Health care providers in the U.S. are scrambling to find enough PPE, which includes gowns, gloves, respirators and masks, to protect the workers caring for COVID-19 patients. National Nurses United, a union representing about 150,000 registered nurses, on Thursday sent a letter to President Trump asking him to use the Defense Production Act to require more manufacturing of these products. Physicians are also concerned about access to PPE; a recent survey of roughly 2,600 physicians that was conducted by physician-networking site Doximity Inc. found that three-fourths of them don’t believe their hospital or clinic has adequate medical supplies and equipment if the pandemic worsens.
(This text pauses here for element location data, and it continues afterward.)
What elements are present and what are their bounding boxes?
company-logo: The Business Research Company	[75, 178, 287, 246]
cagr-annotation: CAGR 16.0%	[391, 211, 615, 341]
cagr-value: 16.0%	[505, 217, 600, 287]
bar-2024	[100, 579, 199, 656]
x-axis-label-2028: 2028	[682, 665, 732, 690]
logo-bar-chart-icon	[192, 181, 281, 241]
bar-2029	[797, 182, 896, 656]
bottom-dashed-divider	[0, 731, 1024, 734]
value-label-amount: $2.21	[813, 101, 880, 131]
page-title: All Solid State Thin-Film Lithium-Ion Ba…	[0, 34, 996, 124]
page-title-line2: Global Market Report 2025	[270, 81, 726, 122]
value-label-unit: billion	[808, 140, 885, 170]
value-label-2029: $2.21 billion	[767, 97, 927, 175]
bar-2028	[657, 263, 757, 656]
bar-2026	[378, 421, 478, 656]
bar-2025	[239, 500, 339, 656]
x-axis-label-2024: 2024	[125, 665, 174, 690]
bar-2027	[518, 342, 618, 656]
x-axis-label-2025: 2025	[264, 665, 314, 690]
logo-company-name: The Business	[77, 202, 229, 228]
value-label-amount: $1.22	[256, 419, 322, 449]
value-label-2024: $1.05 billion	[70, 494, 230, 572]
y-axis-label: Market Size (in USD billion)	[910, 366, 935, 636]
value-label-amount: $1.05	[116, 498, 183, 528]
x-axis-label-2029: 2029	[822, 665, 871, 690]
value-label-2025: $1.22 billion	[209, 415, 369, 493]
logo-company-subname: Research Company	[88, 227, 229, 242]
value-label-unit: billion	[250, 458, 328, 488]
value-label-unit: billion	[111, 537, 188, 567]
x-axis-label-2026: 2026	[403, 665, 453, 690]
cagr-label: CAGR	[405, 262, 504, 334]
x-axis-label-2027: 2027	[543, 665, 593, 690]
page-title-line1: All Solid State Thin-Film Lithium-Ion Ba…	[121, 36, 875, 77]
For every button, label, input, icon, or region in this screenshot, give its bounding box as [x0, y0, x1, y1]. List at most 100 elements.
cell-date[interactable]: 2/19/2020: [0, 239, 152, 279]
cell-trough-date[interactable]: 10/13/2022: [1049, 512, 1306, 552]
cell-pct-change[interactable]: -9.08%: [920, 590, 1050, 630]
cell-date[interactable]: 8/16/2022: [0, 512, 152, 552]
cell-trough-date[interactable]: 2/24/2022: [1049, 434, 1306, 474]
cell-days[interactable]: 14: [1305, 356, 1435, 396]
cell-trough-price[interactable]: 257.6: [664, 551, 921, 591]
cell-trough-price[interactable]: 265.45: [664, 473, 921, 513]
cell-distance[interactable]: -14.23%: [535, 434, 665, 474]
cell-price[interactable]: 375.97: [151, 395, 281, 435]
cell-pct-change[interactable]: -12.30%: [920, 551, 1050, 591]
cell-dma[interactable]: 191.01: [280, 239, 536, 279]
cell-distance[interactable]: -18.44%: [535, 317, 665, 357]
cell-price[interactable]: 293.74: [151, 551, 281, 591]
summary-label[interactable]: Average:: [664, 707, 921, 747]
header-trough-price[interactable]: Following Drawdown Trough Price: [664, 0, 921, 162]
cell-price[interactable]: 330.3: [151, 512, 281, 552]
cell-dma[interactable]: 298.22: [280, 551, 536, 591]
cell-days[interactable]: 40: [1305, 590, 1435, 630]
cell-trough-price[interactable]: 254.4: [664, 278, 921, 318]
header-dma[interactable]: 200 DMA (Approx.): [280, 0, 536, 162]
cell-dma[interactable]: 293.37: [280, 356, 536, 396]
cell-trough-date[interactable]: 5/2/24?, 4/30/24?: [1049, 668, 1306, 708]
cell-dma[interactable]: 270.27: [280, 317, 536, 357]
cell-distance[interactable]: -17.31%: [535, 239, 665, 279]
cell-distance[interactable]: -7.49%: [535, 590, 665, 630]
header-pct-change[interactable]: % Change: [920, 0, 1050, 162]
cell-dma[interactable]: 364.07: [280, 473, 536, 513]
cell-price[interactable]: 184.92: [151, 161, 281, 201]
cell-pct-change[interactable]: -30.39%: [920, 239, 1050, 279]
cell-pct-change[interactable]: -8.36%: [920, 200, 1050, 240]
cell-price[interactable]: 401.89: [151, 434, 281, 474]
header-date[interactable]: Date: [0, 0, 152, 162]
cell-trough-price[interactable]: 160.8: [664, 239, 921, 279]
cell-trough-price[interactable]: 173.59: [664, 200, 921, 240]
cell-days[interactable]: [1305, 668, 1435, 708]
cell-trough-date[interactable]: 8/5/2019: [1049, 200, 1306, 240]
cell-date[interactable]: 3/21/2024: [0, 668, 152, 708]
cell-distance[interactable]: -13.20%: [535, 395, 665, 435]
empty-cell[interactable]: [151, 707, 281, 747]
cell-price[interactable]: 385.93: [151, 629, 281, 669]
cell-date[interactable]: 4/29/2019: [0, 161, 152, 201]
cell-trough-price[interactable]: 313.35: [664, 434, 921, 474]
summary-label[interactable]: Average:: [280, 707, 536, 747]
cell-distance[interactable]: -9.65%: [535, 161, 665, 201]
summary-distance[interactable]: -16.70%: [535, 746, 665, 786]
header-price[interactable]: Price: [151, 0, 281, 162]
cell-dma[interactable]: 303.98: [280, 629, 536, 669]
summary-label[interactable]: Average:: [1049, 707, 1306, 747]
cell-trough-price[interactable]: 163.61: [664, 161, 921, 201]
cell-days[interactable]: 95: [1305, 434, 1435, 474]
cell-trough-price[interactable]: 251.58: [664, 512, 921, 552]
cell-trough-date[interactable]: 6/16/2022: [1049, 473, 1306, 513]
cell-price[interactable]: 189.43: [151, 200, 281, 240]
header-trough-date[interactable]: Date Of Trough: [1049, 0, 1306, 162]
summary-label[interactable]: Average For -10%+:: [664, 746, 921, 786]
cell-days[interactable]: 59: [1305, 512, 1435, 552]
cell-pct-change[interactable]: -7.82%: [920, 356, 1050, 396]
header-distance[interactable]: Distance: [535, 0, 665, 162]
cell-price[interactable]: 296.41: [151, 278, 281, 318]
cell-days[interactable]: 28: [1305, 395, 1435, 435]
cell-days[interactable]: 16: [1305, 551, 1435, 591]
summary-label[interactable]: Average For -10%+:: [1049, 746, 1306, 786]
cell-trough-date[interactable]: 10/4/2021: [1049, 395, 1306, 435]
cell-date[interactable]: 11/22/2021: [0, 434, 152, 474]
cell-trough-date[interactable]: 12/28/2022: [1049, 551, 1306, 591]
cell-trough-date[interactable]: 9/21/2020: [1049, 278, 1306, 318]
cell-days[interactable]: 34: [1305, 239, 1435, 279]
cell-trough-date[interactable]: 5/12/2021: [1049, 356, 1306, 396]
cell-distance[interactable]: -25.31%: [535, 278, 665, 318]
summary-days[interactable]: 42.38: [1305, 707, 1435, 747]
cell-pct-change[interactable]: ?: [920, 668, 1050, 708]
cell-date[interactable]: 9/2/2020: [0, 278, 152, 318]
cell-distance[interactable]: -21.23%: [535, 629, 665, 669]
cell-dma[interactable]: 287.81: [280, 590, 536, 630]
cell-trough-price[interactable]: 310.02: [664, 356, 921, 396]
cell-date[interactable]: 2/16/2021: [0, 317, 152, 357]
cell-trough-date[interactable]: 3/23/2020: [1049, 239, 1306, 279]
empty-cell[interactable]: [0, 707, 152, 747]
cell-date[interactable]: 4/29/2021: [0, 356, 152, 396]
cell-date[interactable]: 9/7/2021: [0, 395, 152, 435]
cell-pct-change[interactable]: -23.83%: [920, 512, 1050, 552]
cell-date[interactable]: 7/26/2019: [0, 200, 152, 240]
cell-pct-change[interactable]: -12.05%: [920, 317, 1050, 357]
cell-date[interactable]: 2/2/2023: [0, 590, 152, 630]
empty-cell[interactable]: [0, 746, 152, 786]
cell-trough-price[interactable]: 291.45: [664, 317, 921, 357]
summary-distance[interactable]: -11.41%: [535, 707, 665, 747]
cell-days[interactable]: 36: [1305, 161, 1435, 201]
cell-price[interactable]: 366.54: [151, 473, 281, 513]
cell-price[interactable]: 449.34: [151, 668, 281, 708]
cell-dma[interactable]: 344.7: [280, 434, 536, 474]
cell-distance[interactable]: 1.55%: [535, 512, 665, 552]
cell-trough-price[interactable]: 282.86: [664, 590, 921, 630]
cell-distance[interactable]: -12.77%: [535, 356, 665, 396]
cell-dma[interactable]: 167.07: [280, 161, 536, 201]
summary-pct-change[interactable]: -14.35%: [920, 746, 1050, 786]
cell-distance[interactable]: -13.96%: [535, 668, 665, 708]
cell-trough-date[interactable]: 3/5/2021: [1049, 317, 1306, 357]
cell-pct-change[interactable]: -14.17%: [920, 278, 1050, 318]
A collaboration between Amgen Inc. AMGN, -1.66% and Adaptive Biotechnologies Corp. ADPT, -8.56% to develop antibodies that fight COVID-19 infections may also have potential to protect health care workers, the companies said this week. Vir Biotechnology Inc.’s VIR, -0.88% COVID-19 antibody development program has a similar focus on preventing infections in health care workers and others at high risk of contracting the virus.

The health care sector has outperformed the broader stock market this year, as the SPDR Health Care Select Sector exchange-traded fund XLV, -0.90% has declined 14.8% year to date while the S&P 500 index SPX, -1.51% has dropped 23.0%.